Tahun berganti, stok baju panjangku kurang dari sepuluh. Pun keinginan untuk berhijab seakan ikut lenyap terbang bersama debu. Ya... keinginan itu menguap karena aku salah mengartikan bahwa berhijab bisa saja mengurangi ruang gerakku sebagai pemain teater sekolah. Masak main teater pake jilbab? Kalau pas dapet peran jadi preman gimana? Begitu pikirku. Dan tentu saja itu alasan yang sangat dibuat-buat kan? Alasan yang membuatku menunda-nunda titah Rabb-ku
Namun, sungguh Allah Maha Pengasih. Allah masih mengasihi dan sangat sangat menyayangi diri ini meski, aku “mencoba” lalai dari perintah-Nya tapi Allah terus memberikan nikmat yang tak pernah kusadari. Lihatlah nilai-nilaiku selama SMA selalu tinggi, pun akhirnya aku bisa masuk Universitas Negeri melalu jalur prestasi. Tapi, telinga ini masih tuli tentang seruannya untuk segera menutup aurat ini.

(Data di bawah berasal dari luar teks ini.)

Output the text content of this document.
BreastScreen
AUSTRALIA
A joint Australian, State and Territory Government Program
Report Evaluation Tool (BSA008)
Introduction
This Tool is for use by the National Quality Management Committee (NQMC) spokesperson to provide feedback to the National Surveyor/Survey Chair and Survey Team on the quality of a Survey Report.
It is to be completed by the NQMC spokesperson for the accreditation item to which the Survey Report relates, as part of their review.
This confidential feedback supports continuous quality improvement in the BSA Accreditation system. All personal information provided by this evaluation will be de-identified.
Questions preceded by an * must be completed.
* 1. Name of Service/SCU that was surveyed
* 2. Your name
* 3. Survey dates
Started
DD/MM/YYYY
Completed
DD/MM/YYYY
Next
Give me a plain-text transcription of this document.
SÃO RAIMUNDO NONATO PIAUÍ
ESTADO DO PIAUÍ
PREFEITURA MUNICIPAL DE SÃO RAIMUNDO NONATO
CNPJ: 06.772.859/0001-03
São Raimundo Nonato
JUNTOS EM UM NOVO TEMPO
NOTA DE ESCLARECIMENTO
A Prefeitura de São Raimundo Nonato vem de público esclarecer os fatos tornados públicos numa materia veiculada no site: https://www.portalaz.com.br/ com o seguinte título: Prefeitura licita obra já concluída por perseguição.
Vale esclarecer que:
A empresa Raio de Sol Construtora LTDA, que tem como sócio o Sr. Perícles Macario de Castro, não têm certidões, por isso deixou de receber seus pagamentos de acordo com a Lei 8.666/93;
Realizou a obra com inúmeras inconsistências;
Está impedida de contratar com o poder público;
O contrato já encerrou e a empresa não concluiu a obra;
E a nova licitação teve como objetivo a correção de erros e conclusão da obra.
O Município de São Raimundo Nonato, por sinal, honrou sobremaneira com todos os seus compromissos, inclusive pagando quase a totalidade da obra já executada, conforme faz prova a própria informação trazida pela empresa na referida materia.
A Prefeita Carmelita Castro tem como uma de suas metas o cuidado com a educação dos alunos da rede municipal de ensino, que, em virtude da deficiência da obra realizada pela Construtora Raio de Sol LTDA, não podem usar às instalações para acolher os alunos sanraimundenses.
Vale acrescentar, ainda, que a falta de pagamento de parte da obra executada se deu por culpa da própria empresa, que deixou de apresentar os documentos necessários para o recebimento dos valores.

Hingga ketika mata kuliah agama saat itulah kupikir Allah membelaiku. Menyadarkanku kembali akan niat ini untuk berhijab.
***
Ketika hati sudah terketuk, ketika hidayah itu telah datang. Bahkan setitik keraguan pun seakan sungkan untuk sekedar menyapa. Ya... tepat pada H+ 2 idul fitri tahun 2005, kuambil khimar berwarna biru tosca yang serasi dengan baju biru pemberian kakakku. Bismillah...tangan ini bergerak dengan lihai menutup rambut dengan khimar biru. Seakan telah terlatih bertahun-tahun memasangkannya di kepalaku. Kukaitkan peniti dengan cepat agar rasa ragu mampir pun tak akan sempat. Dan...inilah aku dengan penampilan baruku.
Awalnya ibu dan kakak-kakakku hanya berpikir aku berjilbab karena masih dalam momen lebaran. Namun setelah kuutarakan niatku untuk terus berjilbab, Allah memberiku hadiah lagi. Ibuku pun memutuskan untuk berjilbab, “Masak anaknya pakai jilbab Ibunya nggak.” Begitu kata beliau. Bagiku alasan apapun itu tak penting lagi, saat melihat ibu yang mulai belajar untuk memperbaiki diri bersama-sama denganku.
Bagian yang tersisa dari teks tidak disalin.